Dual citizenship - you can get, and then what?
Subtleties of definition
How often now - in the era of globalization and mass mobility - we meet people who have two or more passports. Does this mean that they automatically have dual citizenship? Not always. What is the difference? It's all about the ambiguity of definitions. Theoretically, a person who is a citizen of the Russian Federation may acquire citizenship of another country. At the same time, the first, native, is not forced to refuse. Citizenship of Russia can be lost, only of their own accord, having come out of it. Other countries, such as Germany, have a different policy. They will have to choose: either a German or a “foreign” passport. In practice, dual citizenship in the case of Russia is allowed - that is, the person is officially considered a bipatride - only with those countries with which the relevant agreements have been signed. At the moment, it is Tajikistan and Turkmenistan. In all other cases, you can have a second and third passport, but for Russia you always remain just her citizen until you give up this privilege.
The totalitarian regime, the more restrictions
Economists point out that the higher the level of a country's development, the more liberal it relates to this topic. And vice versa: fearing an outflow of funds, less developed countries prohibit dual citizenship. For example, if you have a Kazakhstan passport, and you became a citizen of another country, without notifying your dear one, you will be deprived of Kazakh. But the United States of America does not prohibit, but does not encourage dual citizenship. After all, it is a potential - and real - headache for officials, who find it much harder to control a bipatrid than the holder of a single passport. Formally, those who acquire American citizenship are obliged to take an oath of allegiance to the United States, but in practice they do not check whether a person has refused the previous one. It is interesting that actively developing countries seek (or consider themselves obliged) to liberalize this issue. Thus, all the countries of Latin America, India and many others over the past decade have introduced dual citizenship. But in Japan or China, children born of mixed marriages between citizens and immigrants will not be able to get a passport.In addition to these countries, South Korea and Cuba also have a strict policy in this regard.
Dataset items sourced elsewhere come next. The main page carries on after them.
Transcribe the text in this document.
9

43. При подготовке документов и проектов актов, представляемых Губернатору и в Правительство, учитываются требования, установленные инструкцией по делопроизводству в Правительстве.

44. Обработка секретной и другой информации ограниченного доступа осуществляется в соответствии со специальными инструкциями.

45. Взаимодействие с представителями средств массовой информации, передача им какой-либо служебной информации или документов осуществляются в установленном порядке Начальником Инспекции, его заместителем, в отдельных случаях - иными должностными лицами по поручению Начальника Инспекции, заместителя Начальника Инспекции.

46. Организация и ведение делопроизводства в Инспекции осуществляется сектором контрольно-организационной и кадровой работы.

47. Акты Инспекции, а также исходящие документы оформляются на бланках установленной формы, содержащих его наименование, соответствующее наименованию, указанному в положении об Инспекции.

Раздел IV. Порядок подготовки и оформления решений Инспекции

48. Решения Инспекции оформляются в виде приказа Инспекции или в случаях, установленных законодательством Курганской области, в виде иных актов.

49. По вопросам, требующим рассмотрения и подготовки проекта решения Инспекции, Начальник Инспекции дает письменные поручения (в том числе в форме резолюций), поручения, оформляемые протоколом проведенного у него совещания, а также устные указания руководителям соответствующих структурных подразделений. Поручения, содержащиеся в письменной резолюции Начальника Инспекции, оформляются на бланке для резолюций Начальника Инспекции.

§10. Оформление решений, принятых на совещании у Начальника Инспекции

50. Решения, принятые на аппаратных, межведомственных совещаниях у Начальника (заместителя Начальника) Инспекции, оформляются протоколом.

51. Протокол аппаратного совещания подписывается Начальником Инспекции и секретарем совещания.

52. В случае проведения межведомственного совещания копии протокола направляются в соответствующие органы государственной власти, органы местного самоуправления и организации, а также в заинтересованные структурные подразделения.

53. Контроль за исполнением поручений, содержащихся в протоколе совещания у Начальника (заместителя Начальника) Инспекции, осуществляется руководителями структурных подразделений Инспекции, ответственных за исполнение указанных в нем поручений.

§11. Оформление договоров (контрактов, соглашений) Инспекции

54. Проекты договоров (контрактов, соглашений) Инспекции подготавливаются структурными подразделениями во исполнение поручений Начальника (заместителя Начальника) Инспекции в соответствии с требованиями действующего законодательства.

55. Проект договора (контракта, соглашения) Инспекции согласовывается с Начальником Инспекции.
On the question of whether it is possible to have dual citizenship, we have already received an answer. Another question: "What does this give us?" First of all, freedom of movement. In the case of Russia, you must enter and leave with a Russian passport. But to pass the border of another state can already as a citizen of another country. Only you need to competently figure out who and what to present the document. For example, if you travel from Russia by train to Poland or Germany via Belarus, Belarusian border guards are better not to show the EU passport. As citizens of the European Union are required to have a transit visa, and if you don’t have one, they can easily be taken off the train. How to get dual citizenship depends on the country. For example, in Poland you will be able to apply for it, having lived for at least two years with a permanent residence permit (before receiving which at least another three to five years must pass) and married to a citizen - three. Dual citizenship can also be obtained at birth, when it is given to a child both by mother and father.But some countries will require, upon reaching the age of scion age, that he decide who his subject wants to be. One of the biggest problems is the need to carry out military service in two states at once.